Short_mymov = SuperMovie.drop(["movie_id","user_id","short_title","occupation","zip","timestamp","year"], axis = 1)

#Calculate the size of how many times the movie has been reviewd. 
Rates['Size'] = Short_mymov.groupby(['title']).size().to_frame('size')

## Select desired Genre. 

In [198]:
DesiredMov = Rates[Rates['genres'].str.contains('Comedy')]

## Group the variables together by title and genre, giving an average rating and age group of both genders. 

In [199]:
#group tableset by title, genre.
#this will give an average rating of and age group of both genders together.
Avg = DesiredMov.groupby(['title','genres']).mean()

#sortby size to estimate the cutoff point where we decide the highly rated movie. 
Avg.sort_values(by = ['Size'], ascending = False).head()

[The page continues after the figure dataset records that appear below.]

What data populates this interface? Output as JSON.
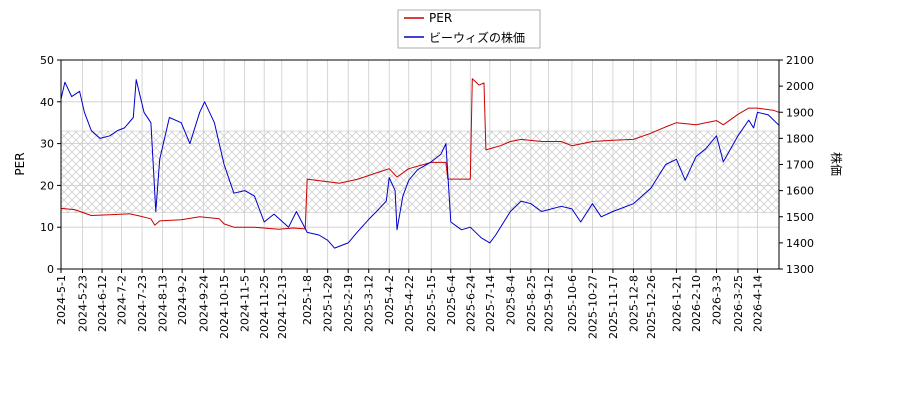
{
  "chart_data": {
    "type": "line",
    "title": "",
    "ylabel_left": "PER",
    "ylabel_right": "株価",
    "ylim_left": [
      0,
      50
    ],
    "ylim_right": [
      1300,
      2100
    ],
    "yticks_left": [
      0,
      10,
      20,
      30,
      40,
      50
    ],
    "yticks_right": [
      1300,
      1400,
      1500,
      1600,
      1700,
      1800,
      1900,
      2000,
      2100
    ],
    "x_start": "2024-05-01",
    "x_end": "2026-05-06",
    "xtick_labels": [
      "2024-5-1",
      "2024-5-23",
      "2024-6-12",
      "2024-7-2",
      "2024-7-23",
      "2024-8-13",
      "2024-9-2",
      "2024-9-24",
      "2024-10-15",
      "2024-11-5",
      "2024-11-25",
      "2024-12-13",
      "2025-1-8",
      "2025-1-29",
      "2025-2-19",
      "2025-3-12",
      "2025-4-2",
      "2025-4-22",
      "2025-5-15",
      "2025-6-4",
      "2025-6-24",
      "2025-7-14",
      "2025-8-4",
      "2025-8-25",
      "2025-9-12",
      "2025-10-6",
      "2025-10-27",
      "2025-11-17",
      "2025-12-8",
      "2025-12-26",
      "2026-1-21",
      "2026-2-10",
      "2026-3-3",
      "2026-3-25",
      "2026-4-14"
    ],
    "grid": true,
    "legend": "top-center",
    "band_left": [
      13.5,
      33
    ],
    "series": [
      {
        "name": "PER",
        "axis": "left",
        "color": "#cc0000",
        "points": [
          [
            "2024-05-01",
            14.5
          ],
          [
            "2024-05-15",
            14.2
          ],
          [
            "2024-06-01",
            12.8
          ],
          [
            "2024-06-20",
            13.0
          ],
          [
            "2024-07-10",
            13.2
          ],
          [
            "2024-07-20",
            12.7
          ],
          [
            "2024-08-01",
            12.0
          ],
          [
            "2024-08-05",
            10.5
          ],
          [
            "2024-08-10",
            11.5
          ],
          [
            "2024-09-01",
            11.8
          ],
          [
            "2024-09-20",
            12.5
          ],
          [
            "2024-10-10",
            12.0
          ],
          [
            "2024-10-15",
            10.8
          ],
          [
            "2024-10-25",
            10.0
          ],
          [
            "2024-11-15",
            10.0
          ],
          [
            "2024-12-10",
            9.5
          ],
          [
            "2024-12-25",
            9.8
          ],
          [
            "2025-01-06",
            9.6
          ],
          [
            "2025-01-08",
            21.5
          ],
          [
            "2025-01-25",
            21.0
          ],
          [
            "2025-02-10",
            20.5
          ],
          [
            "2025-03-01",
            21.5
          ],
          [
            "2025-03-20",
            23.0
          ],
          [
            "2025-04-02",
            24.0
          ],
          [
            "2025-04-10",
            22.0
          ],
          [
            "2025-04-22",
            24.0
          ],
          [
            "2025-05-15",
            25.5
          ],
          [
            "2025-05-30",
            25.5
          ],
          [
            "2025-06-01",
            21.5
          ],
          [
            "2025-06-24",
            21.5
          ],
          [
            "2025-06-26",
            45.5
          ],
          [
            "2025-07-03",
            44.0
          ],
          [
            "2025-07-08",
            44.5
          ],
          [
            "2025-07-10",
            28.5
          ],
          [
            "2025-07-25",
            29.5
          ],
          [
            "2025-08-04",
            30.5
          ],
          [
            "2025-08-15",
            31.0
          ],
          [
            "2025-09-05",
            30.5
          ],
          [
            "2025-09-25",
            30.5
          ],
          [
            "2025-10-06",
            29.5
          ],
          [
            "2025-10-27",
            30.5
          ],
          [
            "2025-11-17",
            30.8
          ],
          [
            "2025-12-08",
            31.0
          ],
          [
            "2025-12-26",
            32.5
          ],
          [
            "2026-01-10",
            34.0
          ],
          [
            "2026-01-21",
            35.0
          ],
          [
            "2026-02-10",
            34.5
          ],
          [
            "2026-03-03",
            35.5
          ],
          [
            "2026-03-10",
            34.5
          ],
          [
            "2026-03-25",
            37.0
          ],
          [
            "2026-04-05",
            38.5
          ],
          [
            "2026-04-14",
            38.5
          ],
          [
            "2026-04-30",
            38.0
          ],
          [
            "2026-05-06",
            37.5
          ]
        ]
      },
      {
        "name": "ビーウィズの株価",
        "axis": "right",
        "color": "#0000cc",
        "points": [
          [
            "2024-05-01",
            1950
          ],
          [
            "2024-05-05",
            2015
          ],
          [
            "2024-05-12",
            1960
          ],
          [
            "2024-05-20",
            1980
          ],
          [
            "2024-05-25",
            1900
          ],
          [
            "2024-06-01",
            1830
          ],
          [
            "2024-06-10",
            1800
          ],
          [
            "2024-06-20",
            1810
          ],
          [
            "2024-06-28",
            1830
          ],
          [
            "2024-07-05",
            1840
          ],
          [
            "2024-07-14",
            1880
          ],
          [
            "2024-07-17",
            2025
          ],
          [
            "2024-07-25",
            1900
          ],
          [
            "2024-08-01",
            1860
          ],
          [
            "2024-08-06",
            1520
          ],
          [
            "2024-08-10",
            1720
          ],
          [
            "2024-08-20",
            1880
          ],
          [
            "2024-09-01",
            1860
          ],
          [
            "2024-09-10",
            1780
          ],
          [
            "2024-09-20",
            1900
          ],
          [
            "2024-09-25",
            1940
          ],
          [
            "2024-10-05",
            1860
          ],
          [
            "2024-10-15",
            1700
          ],
          [
            "2024-10-25",
            1590
          ],
          [
            "2024-11-05",
            1600
          ],
          [
            "2024-11-15",
            1580
          ],
          [
            "2024-11-25",
            1480
          ],
          [
            "2024-12-05",
            1510
          ],
          [
            "2024-12-20",
            1460
          ],
          [
            "2024-12-28",
            1520
          ],
          [
            "2025-01-08",
            1440
          ],
          [
            "2025-01-20",
            1430
          ],
          [
            "2025-01-29",
            1410
          ],
          [
            "2025-02-05",
            1380
          ],
          [
            "2025-02-19",
            1400
          ],
          [
            "2025-02-28",
            1440
          ],
          [
            "2025-03-12",
            1490
          ],
          [
            "2025-03-20",
            1520
          ],
          [
            "2025-03-30",
            1560
          ],
          [
            "2025-04-02",
            1650
          ],
          [
            "2025-04-08",
            1600
          ],
          [
            "2025-04-10",
            1450
          ],
          [
            "2025-04-16",
            1580
          ],
          [
            "2025-04-22",
            1640
          ],
          [
            "2025-05-01",
            1680
          ],
          [
            "2025-05-15",
            1710
          ],
          [
            "2025-05-25",
            1740
          ],
          [
            "2025-05-30",
            1780
          ],
          [
            "2025-06-04",
            1480
          ],
          [
            "2025-06-15",
            1450
          ],
          [
            "2025-06-24",
            1460
          ],
          [
            "2025-07-05",
            1420
          ],
          [
            "2025-07-14",
            1400
          ],
          [
            "2025-07-20",
            1430
          ],
          [
            "2025-08-04",
            1520
          ],
          [
            "2025-08-15",
            1560
          ],
          [
            "2025-08-25",
            1550
          ],
          [
            "2025-09-05",
            1520
          ],
          [
            "2025-09-25",
            1540
          ],
          [
            "2025-10-06",
            1530
          ],
          [
            "2025-10-15",
            1480
          ],
          [
            "2025-10-27",
            1550
          ],
          [
            "2025-11-05",
            1500
          ],
          [
            "2025-11-17",
            1520
          ],
          [
            "2025-12-08",
            1550
          ],
          [
            "2025-12-26",
            1610
          ],
          [
            "2026-01-10",
            1700
          ],
          [
            "2026-01-21",
            1720
          ],
          [
            "2026-01-30",
            1640
          ],
          [
            "2026-02-10",
            1730
          ],
          [
            "2026-02-20",
            1760
          ],
          [
            "2026-03-03",
            1810
          ],
          [
            "2026-03-10",
            1710
          ],
          [
            "2026-03-25",
            1810
          ],
          [
            "2026-04-05",
            1870
          ],
          [
            "2026-04-10",
            1840
          ],
          [
            "2026-04-14",
            1900
          ],
          [
            "2026-04-25",
            1890
          ],
          [
            "2026-05-06",
            1850
          ]
        ]
      }
    ]
  }
}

Unnamed: 0_level_0,Unnamed: 1_level_0,age,rating,Size
title,genres,Unnamed: 2_level_1,Unnamed: 3_level_1,Unnamed: 4_level_1
American Beauty (1999),Comedy|Drama,29.615228,4.317386,3428.0
Back to the Future (1985),Comedy|Sci-Fi,29.89547,3.990321,2583.0
Men in Black (1997),Action|Adventure|Comedy|Sci-Fi,28.941686,3.739953,2538.0
Shakespeare in Love (1998),Comedy|Romance,30.564373,4.12748,2369.0
"Princess Bride, The (1987)",Action|Adventure|Comedy|Romance,28.084556,4.30371,2318.0


## Only allow movies that have a size of 1000 or greater and set average age range to mid 20's. 

In [200]:
#only count the movies that have been rated at least 1000 times by users
Top1000 = Avg[Avg['Size']>=1000]

#Set age group to mid 20's. 
MyDesiredMov = Top1000[(Top1000['age'] >= 20) & (Top1000['age'] < 28)]
MyDesiredMov

Unnamed: 0_level_0,Unnamed: 1_level_0,age,rating,Size
title,genres,Unnamed: 2_level_1,Unnamed: 3_level_1,Unnamed: 4_level_1
Aladdin (1992),Animation|Children's|Comedy|Musical,26.297557,3.788305,1351.0
American Pie (1999),Comedy,25.164147,3.709863,1389.0
Austin Powers: International Man of Mystery (1997),Comedy,25.788382,3.710373,1205.0
Austin Powers: The Spy Who Shagged Me (1999),Comedy,26.319386,3.388424,1434.0
Batman Returns (1992),Action|Adventure|Comedy|Crime,26.641125,2.976722,1031.0
"Bug's Life, A (1998)",Animation|Children's|Comedy,27.964768,3.854375,1703.0
Clerks (1994),Comedy,25.32153,3.946884,1412.0
Clueless (1995),Comedy|Romance,27.286344,3.623348,1362.0
Election (1999),Comedy,27.539422,3.930355,1522.0
Ferris Bueller's Day Off (1986),Comedy,27.949762,4.117447,1473.0


## Sort Movies by highest rated. 

In [201]:
#sort movies by highest rating
DateNight_Mov = MyDesiredMov.sort_values(['rating'],ascending = False)
DateNight_Mov[:5]

Unnamed: 0_level_0,Unnamed: 1_level_0,age,rating,Size
title,genres,Unnamed: 2_level_1,Unnamed: 3_level_1,Unnamed: 4_level_1
Toy Story 2 (1999),Animation|Children's|Comedy,27.743218,4.218927,1585.0
Toy Story (1995),Animation|Children's|Comedy,27.70053,4.146846,2077.0
Ferris Bueller's Day Off (1986),Comedy,27.949762,4.117447,1473.0
Clerks (1994),Comedy,25.32153,3.946884,1412.0
Election (1999),Comedy,27.539422,3.930355,1522.0


# ANSWER: Toy Story 2 would be a good rated movie for date night.